Around 7500 people are diagnosed with ovarian cancer every year in the UK: the risk is about 2% over a lifetime. Around 4100 UK deaths are attributed to ovarian cancer each year. However, when diagnosed at the earliest stage, more than 9 in 10 people with ovarian cancer will survive five or more years. This underscores the importance of early diagnosis and treatment: the earlier cancer is caught, the better the health outcome.
Yet due to testing limitations, regular screening for ovarian cancer is not yet available in the UK. Education is essential to ensure people can recognise the early symptoms and know when to speak to a GP.
EPIC Assist is partnering with Ovacome and the Showmen’s Mental Health Awareness Charity to deliver a series of awareness workshops to the Showmen community. Our first workshop taught participants common signs and symptoms of ovarian cancer, who is most at risk, and the tests and treatments available.

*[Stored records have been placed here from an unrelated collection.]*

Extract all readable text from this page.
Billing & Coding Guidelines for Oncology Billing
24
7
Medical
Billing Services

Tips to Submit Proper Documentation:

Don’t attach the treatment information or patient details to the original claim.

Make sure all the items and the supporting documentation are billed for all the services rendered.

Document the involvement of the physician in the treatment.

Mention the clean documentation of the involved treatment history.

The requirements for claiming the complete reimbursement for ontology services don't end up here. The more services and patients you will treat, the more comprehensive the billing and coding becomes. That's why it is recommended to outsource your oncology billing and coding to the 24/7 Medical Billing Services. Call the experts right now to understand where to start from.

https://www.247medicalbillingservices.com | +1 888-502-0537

This included introducing participants to Ovacome’s BEAT acronym for common symptoms:
B – bloating that doesn’t come and go
E – eating difficulty and feeling full more quickly
A – abdominal and pelvic pain felt most days
T – toilet changes in urination or bowel habits
EPIC recognises a need for inclusive language in service provision. While the majority of people at risk of ovarian cancer are women, some transgender men, non-binary people, and intersex people are also at risk and may be less likely to pursue care due to stigma.
We aim to provide a safe, inclusive learning environment that encourages participants to pay attention to changes in their body and empower them to advocate for the healthcare they need.
Ovacome provides nationwide support and information services to anyone affected by ovarian cancer in the UK, reaching around 18,000 people each year. Their support extends not just to those diagnosed with ovarian cancer, but their loved ones, people who may be at elevated risk, and healthcare professionals.
The Showmen’s Mental Health Awareness Charity challenges mental health stigma in the Showmen and Fairground community through education and awareness projects and provides support to community members experiencing mental health issues. This has included supporting members of the community through the mental health effects of a cancer diagnosis.